The US-China trade deal has brought relief. It avoids new tariff increases by the US with the risk of further escalation The deal should be welcomed in China, given its ongoing growth slowdown, but also in the US where companies had increasingly expressed their concern about the trade confrontation. The rest of the world will monitor closely the extent of trade diversion which could follow from the agreement. Attention will now shift to the phase 2 negotiations, which could very well mean that trade uncertainty will intensify at some stage

From a counterfactual perspective any trade deal is better than no deal. It’s like with monetary policy: low rates may not succeed in lifting inflation but the situation would be worse if policy rates were higher. The Chinese GDP numbers published this week -6.1% growth in 2019, the slowest rate since 1990- remind us that weaker headwinds would be welcome. Some of these are structural -the rebalancing of the economy from export- and investment-led to being consumer-led-, but the trade confrontation also plays a role. Exports to the US have dropped, which partly explains the very slow pace of manufacturing investment in 2019, up only 3.1%.

In a trade conflict, one would obviously assume that the surplus country would suffer, but that does not automatically mean that the deficit country would gain.
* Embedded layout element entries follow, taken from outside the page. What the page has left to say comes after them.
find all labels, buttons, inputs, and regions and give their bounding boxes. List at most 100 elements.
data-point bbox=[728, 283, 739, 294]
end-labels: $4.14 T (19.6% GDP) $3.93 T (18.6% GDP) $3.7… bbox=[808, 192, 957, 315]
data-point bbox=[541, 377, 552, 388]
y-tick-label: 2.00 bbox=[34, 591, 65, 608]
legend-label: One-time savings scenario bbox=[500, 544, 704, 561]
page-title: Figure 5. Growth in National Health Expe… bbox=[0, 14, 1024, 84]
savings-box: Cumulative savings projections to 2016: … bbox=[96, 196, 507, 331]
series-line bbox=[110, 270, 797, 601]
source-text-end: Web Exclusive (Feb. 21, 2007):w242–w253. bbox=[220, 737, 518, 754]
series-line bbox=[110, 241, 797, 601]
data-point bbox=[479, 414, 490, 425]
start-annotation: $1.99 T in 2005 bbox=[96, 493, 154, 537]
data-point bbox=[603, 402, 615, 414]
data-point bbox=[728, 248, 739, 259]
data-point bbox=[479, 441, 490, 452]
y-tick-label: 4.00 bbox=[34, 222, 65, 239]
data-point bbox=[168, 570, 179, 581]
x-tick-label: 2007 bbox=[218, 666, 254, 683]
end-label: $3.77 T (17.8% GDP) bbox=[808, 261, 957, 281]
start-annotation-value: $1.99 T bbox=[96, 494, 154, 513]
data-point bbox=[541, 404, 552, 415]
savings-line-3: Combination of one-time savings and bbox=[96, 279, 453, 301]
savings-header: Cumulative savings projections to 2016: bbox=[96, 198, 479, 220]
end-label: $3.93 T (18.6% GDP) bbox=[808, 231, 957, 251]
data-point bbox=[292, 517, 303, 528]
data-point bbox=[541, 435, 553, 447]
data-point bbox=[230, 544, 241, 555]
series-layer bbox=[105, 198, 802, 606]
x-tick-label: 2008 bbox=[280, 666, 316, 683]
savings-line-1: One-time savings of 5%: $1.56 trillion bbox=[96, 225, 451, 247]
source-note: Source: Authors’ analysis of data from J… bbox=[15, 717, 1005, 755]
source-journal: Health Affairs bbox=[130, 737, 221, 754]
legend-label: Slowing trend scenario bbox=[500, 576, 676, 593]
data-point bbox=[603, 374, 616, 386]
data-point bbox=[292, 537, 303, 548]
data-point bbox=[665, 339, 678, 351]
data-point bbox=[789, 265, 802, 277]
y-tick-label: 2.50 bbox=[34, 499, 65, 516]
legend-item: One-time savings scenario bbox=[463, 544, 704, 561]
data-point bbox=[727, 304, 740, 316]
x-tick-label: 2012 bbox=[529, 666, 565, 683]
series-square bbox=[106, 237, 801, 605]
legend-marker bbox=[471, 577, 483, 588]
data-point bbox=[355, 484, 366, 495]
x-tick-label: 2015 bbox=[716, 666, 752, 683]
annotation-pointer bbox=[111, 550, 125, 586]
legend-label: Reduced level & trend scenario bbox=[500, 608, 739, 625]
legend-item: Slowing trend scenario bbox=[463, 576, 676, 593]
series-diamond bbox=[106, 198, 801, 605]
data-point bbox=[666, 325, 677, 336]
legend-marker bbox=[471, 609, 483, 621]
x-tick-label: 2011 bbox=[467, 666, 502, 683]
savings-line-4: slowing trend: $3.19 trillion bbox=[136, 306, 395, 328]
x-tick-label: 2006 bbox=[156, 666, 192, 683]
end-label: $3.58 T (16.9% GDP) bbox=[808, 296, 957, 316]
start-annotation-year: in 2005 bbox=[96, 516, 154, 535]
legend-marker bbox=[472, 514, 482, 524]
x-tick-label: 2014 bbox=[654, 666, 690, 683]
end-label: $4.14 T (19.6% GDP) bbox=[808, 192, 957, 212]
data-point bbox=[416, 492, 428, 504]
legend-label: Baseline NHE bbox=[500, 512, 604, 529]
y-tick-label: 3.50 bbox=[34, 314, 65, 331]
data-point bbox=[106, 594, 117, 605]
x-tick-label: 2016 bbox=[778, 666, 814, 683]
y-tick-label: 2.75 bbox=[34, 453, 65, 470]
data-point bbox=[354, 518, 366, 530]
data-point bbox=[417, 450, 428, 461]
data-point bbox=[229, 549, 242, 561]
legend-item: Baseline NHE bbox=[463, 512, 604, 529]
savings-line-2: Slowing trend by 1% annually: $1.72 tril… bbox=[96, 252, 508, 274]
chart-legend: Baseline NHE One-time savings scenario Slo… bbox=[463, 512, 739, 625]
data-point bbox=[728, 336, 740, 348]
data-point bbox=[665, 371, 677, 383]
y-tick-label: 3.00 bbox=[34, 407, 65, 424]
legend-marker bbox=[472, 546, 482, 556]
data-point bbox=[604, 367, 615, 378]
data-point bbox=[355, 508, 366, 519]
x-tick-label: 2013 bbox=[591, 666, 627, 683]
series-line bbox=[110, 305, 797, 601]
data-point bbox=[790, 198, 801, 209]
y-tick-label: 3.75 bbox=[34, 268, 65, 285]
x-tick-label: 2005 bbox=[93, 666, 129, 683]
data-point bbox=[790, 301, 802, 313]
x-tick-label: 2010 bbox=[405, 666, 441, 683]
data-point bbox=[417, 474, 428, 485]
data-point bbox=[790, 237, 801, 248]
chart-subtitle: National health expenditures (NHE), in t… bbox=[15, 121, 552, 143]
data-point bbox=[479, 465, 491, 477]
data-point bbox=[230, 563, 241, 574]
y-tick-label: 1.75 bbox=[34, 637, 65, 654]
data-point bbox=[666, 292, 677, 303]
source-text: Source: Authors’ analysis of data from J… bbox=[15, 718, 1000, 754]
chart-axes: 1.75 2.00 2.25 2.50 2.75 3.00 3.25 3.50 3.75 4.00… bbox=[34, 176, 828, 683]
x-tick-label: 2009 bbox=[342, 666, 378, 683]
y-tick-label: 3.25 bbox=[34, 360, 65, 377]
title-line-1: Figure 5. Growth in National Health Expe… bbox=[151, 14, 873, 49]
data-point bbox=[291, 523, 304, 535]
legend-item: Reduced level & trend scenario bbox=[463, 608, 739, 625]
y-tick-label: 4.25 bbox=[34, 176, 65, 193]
Recent research by the Federal Reserve Board1 has found a negative influence on the US as well: “U.S. manufacturing industries more exposed to tariff increases experience relative reductions in employment as a positive effect from import protection is offset by larger negative effects from rising input costs and retaliatory tariffs. Higher tariffs are also associated with relative increases in producer prices via rising input costs.”

In the absence of a trade deal, the factors mentioned above would have continued to play a role to the extent that there would have been further tariff escalation and prolonged uncertainty about where the confrontation would lead us. Counterfactual analysis, which compares an outcome with an alternative scenario, tells us that we should rejoice about the agreement. Leave the alternative aside and the conclusion is that there are fewer reasons to be cheerful.

The Chinese commitment to purchase more US goods only relates to the next two years and is less clear about what follows. Moreover, the commitment does not seem to be written in stone as the Chinese vice premier reportedly said that these purchases would be based on market demand in China. Third party countries, who are bystanders to this bilateral ‘managed trade’ deal, will be concerned about the consequences in terms of trade diversion. This concern was aired by Phil Hogan, the EU trade commissioner, in a speech in Washington DC, although he also welcomed the provisions on the protection of intellectual property rights.

The deal is a phase 1 deal, so inevitably, attention of companies and governments will quickly shift to the next stage of negotiations. President Trump has said he could wait to get a phase 2 deal with China until after the 2020 election, thinking it would allow to negotiate a better deal for the US. Considering that negotiations are a game of the carrot and the stick, this could very well mean that after the relief, trade-related uncertainty would increase again.